= The Prison Memoirs of a Japanese Woman =

Book by Kaneko Fumiko

The Prison Memoirs of a Japanese Woman (何が私をこうさせたか, Nani ga Watashi o Ko Saseta ka?) is a book written by Kaneko Fumiko. Jean Inglis translated the book into English, in a translation published in 1991 by M.E. Sharpe. Mikiso Hane wrote the introduction to the English version.

==Background==
When the preliminary hearing of Kaneko's trial occurred, the judge asked Kaneko to, in order for him to understand why she committed the crime, write about her life.

Kaneko had a draft version of the document, then made changes. According to Conrad Totman of Yale University, the judge may have read it between edits. A finalized version was later published. This is the surviving work by Kaneko with the most length.

According to Patricia G. Steinhoff of the University of Hawaii, Kaneko's association with Pak Yol, who, according to Steinhoff, is relatively obscure, and the relative lack of surviving documents from Kaneko makes it more difficult to write a biography of Kaneko.

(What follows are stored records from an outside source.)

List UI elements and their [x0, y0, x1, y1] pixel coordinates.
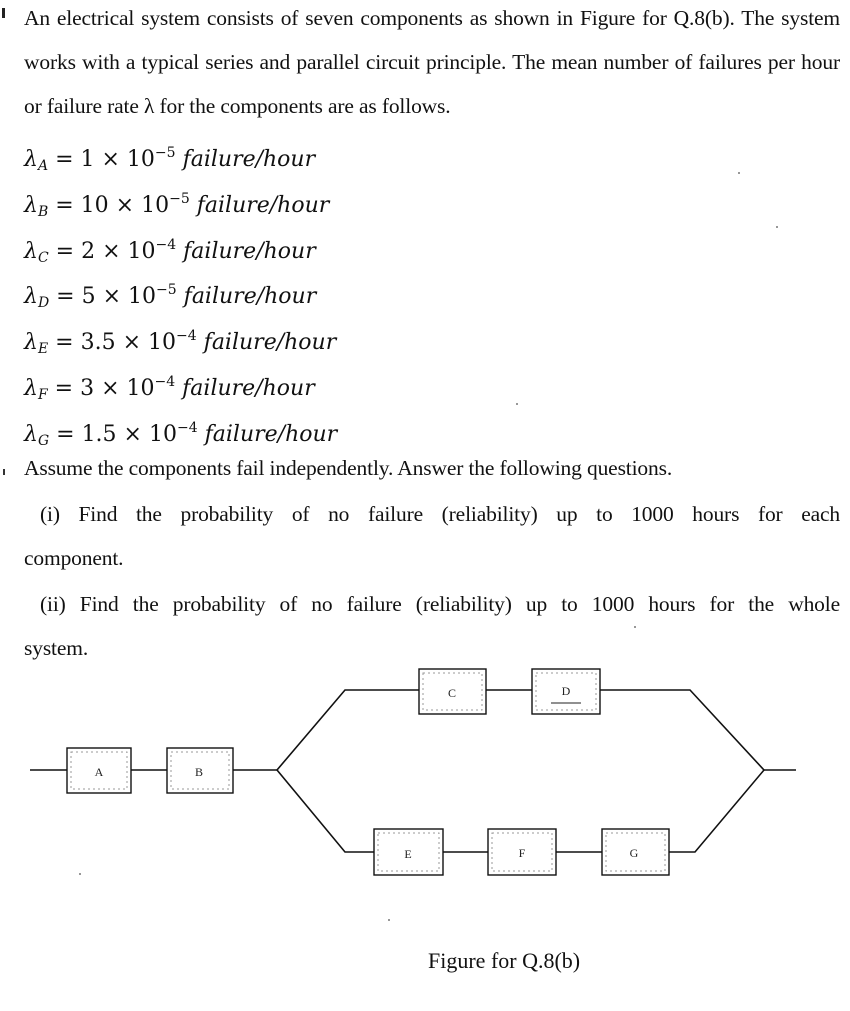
component-box-c — [419, 669, 486, 714]
failure-rate-c: $\lambda_C = 2 \times 10^{-4}$ failure/hour — [24, 236, 316, 266]
question-ii-line1: (ii) Find the probability of no failure (reliability) up to 1000 hours for the whole — [40, 592, 840, 616]
component-box-b — [167, 748, 233, 793]
question-ii-line2: system. — [24, 636, 89, 660]
circuit-wires — [30, 690, 796, 852]
assumption-text: Assume the components fail independently. Answer the following questions. — [24, 456, 673, 480]
failure-rate-g: $\lambda_G = 1.5 \times 10^{-4}$ failure/hour — [24, 419, 338, 449]
failure-rate-b: $\lambda_B = 10 \times 10^{-5}$ failure/hour — [24, 190, 330, 220]
intro-paragraph: An electrical system consists of seven components as shown in Figure for Q.8(b). The system works with a typical series and parallel circuit principle. The mean number of failures per hour or failure rate λ for the components are as follows. — [24, 6, 840, 118]
component-label-b: B — [194, 765, 204, 779]
failure-rate-e: $\lambda_E = 3.5 \times 10^{-4}$ failure/hour — [24, 328, 337, 358]
component-label-a: A — [94, 765, 104, 779]
component-label-c: C — [447, 686, 457, 700]
component-label-d: D — [561, 684, 571, 698]
failure-rate-d: $\lambda_D = 5 \times 10^{-5}$ failure/hour — [24, 282, 317, 312]
question-i-line2: component. — [24, 546, 124, 570]
failure-rate-f: $\lambda_F = 3 \times 10^{-4}$ failure/hour — [24, 373, 315, 403]
component-box-f — [488, 829, 556, 875]
component-label-e: E — [404, 847, 412, 861]
scan-speck — [634, 626, 636, 628]
scan-speck — [79, 873, 81, 875]
component-label-g: G — [629, 846, 639, 860]
scan-speck — [776, 226, 778, 228]
component-box-d — [532, 669, 600, 714]
question-i-line1: (i) Find the probability of no failure (reliability) up to 1000 hours for each — [40, 502, 840, 526]
component-box-a — [67, 748, 131, 793]
component-label-f: F — [518, 846, 526, 860]
scan-speck — [388, 919, 390, 921]
scan-speck — [516, 403, 518, 405]
figure-caption: Figure for Q.8(b) — [428, 948, 581, 973]
failure-rate-a: $\lambda_A = 1 \times 10^{-5}$ failure/hour — [24, 145, 316, 174]
scan-speck — [738, 172, 740, 174]
component-box-g — [602, 829, 669, 875]
component-box-e — [374, 829, 443, 875]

A portion of the work was previously published in Hane's Reflections on the Way to the Gallows.

==Reception==
Steinhoff described the translation and adaptation as "an important service". Steinhoff praised the "straightforward, clear prose" from a young author with a difficult background, and stated that the English translation had successfully mirrored that prose. Steinhoff added that the book "reads like a polished work of fiction."